We saw two very classic idiopathic Parkinson’s disease patient who were both doing well on carbidopa-levodopa, the very same medication we use in the US, and even though there are many other fancy medications we could try which are not available here, we can make do with what we have. We also saw a patient presenting with a progressive cerebellar ataxia and was undoubtedly suffering from one of the spinocerebellar ataxias, a group of conditions known as “the SCAs,” and are genetic disorders of which there are many. There are no treatments for them, either here or in the US, and each has its own constellation of features and clinical course. Determining which of the SCAs it might be is an exercise that certainly is important and rewarding, though only from an academic standpoint (an apology to Stephen Pulst who has devoted his life to researching these). Even though we had nothing to offer the patient from a treatment standpoint, it is important to recognize that what we can provide them is an explanation of why he is having problems and hopefully prevent them from continuing to visit doctors looking for a reason why and spending more money and time in doing so, which would only be an exercise in frustration.
The day was again incredibly rewarding to the residents for they accomplished a great. I believe that we had seen about 26 patients or so, certainly nothing to sneeze at. Everyone was becoming more comfortable with the process here, from the residents who are seeing patients to our translators working in a team with the residents.
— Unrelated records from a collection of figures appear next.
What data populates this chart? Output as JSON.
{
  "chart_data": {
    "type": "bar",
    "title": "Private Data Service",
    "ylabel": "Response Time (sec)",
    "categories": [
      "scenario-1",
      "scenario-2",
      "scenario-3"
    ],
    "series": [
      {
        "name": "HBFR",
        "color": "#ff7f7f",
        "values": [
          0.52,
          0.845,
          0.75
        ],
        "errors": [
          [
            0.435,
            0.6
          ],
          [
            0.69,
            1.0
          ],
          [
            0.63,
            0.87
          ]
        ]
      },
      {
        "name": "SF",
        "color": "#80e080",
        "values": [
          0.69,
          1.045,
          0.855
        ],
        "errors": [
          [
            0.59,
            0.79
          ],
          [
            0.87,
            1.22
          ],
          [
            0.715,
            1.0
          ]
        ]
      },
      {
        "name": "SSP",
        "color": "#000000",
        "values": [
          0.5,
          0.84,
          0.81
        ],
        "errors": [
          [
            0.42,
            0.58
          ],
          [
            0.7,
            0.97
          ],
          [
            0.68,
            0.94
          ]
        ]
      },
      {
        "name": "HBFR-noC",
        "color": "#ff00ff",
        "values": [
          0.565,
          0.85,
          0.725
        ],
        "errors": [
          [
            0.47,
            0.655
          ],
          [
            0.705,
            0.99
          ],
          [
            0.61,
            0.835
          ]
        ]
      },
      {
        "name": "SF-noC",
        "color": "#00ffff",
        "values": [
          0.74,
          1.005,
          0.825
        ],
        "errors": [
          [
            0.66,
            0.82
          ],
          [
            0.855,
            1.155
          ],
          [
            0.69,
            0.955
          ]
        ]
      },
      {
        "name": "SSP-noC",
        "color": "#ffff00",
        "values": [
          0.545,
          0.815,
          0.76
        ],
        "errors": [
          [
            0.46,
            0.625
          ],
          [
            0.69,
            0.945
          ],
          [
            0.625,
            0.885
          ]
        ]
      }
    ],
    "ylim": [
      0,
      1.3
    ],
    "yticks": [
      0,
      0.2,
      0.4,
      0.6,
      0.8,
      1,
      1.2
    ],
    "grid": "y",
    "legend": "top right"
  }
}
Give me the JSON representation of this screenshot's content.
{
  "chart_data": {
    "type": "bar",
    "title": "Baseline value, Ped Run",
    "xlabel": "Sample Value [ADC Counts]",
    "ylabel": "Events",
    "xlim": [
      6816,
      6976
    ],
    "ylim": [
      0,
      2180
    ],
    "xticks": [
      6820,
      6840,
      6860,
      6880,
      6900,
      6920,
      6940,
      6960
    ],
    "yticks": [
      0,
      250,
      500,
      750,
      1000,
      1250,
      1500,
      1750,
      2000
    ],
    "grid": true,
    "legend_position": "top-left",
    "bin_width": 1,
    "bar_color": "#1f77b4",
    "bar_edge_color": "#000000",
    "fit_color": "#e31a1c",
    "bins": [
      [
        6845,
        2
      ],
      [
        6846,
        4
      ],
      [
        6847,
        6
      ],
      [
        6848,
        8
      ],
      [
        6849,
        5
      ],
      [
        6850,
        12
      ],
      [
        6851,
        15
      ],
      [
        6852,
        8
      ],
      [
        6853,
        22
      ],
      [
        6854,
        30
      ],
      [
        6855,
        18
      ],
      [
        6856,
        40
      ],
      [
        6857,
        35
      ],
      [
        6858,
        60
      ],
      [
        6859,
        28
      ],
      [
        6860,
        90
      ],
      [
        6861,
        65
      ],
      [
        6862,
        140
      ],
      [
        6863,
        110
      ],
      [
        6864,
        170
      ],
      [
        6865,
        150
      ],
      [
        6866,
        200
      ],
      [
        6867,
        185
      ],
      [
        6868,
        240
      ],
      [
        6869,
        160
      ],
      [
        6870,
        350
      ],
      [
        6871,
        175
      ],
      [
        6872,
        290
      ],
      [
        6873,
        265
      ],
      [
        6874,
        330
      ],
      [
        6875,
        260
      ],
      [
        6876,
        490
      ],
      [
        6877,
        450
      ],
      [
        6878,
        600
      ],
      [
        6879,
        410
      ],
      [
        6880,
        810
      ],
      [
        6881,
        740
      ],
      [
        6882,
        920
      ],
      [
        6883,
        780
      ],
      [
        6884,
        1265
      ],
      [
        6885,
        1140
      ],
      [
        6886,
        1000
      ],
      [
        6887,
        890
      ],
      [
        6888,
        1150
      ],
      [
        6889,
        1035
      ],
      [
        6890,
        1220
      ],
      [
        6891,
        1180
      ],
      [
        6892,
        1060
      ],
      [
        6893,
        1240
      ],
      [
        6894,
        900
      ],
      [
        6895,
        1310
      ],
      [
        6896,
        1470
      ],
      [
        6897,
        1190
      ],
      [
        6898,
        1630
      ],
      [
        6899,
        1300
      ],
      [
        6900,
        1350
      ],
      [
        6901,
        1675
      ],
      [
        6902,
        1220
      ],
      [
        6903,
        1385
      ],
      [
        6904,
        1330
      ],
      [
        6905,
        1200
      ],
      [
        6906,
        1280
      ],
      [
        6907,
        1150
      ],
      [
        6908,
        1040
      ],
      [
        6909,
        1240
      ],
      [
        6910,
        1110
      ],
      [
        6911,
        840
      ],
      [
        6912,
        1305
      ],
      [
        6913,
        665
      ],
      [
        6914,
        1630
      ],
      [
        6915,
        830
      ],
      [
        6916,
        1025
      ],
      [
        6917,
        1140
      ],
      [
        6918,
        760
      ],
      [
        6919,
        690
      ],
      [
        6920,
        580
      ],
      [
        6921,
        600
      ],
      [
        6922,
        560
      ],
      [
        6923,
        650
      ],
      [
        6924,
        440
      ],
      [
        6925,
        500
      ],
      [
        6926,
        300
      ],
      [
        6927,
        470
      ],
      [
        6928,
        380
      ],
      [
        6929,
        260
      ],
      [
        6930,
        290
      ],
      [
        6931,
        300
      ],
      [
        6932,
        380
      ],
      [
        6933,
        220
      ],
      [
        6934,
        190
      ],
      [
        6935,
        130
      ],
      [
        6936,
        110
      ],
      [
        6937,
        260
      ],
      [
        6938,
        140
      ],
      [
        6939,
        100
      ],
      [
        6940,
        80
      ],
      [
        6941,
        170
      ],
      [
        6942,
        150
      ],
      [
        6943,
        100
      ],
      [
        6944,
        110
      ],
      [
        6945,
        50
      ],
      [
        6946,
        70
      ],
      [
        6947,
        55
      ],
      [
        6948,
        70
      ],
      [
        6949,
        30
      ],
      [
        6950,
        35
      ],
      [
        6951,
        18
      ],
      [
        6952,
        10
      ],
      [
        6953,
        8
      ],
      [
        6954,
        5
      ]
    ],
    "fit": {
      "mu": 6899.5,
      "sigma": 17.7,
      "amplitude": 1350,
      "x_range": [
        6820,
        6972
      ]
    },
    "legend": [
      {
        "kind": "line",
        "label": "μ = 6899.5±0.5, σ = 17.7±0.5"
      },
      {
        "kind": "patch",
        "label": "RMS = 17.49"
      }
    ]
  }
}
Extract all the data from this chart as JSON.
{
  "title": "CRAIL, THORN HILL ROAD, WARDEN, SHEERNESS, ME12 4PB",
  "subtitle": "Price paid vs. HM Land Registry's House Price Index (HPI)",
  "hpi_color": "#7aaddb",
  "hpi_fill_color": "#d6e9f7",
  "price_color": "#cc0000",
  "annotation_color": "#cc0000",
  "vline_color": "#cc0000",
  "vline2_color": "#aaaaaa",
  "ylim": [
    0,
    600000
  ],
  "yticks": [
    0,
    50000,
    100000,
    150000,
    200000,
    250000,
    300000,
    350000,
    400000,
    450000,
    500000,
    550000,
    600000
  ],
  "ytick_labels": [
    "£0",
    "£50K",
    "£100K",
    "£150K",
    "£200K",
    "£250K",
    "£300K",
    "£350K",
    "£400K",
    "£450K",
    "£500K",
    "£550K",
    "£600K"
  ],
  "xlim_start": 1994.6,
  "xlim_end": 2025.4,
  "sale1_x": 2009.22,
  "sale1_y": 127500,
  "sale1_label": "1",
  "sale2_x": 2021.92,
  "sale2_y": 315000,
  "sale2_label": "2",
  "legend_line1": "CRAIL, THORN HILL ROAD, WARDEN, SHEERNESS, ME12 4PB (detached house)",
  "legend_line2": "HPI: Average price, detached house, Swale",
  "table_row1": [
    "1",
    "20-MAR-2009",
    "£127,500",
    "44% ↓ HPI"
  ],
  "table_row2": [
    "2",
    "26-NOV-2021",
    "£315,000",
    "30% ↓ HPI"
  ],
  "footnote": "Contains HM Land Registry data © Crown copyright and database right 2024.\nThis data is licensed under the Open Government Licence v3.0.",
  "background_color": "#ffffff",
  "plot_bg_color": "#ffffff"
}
Our translators, by the way, are all clinicians. They are mostly clinical officers, or the equivalent of a nurse practitioner, though perhaps even more independent, and so they have a very decent knowledge of clinic medicine. In fact, I will typically defer any final decisions regarding a differential diagnosis or treatment plan until they have had a chance to weigh in on the matter. Dealing with things like cutaneous anthrax, or brucellosis, or Tb of the spine, are not things that we run into on a regular basis at home and they are something that a clinician here is much more likely to think about than us.
We had a lovely early evening back at the house with a cool breeze on the veranda and everyone sharing stories from their very full day. As the sun slowly set and the sky turned a light orange on the distant clouds, I believe each of us was quite pleased in our own way for FAME, Tanzania, and Africa in general is such a place of wonders that it is hard not to feel you have somehow arrived in paradise.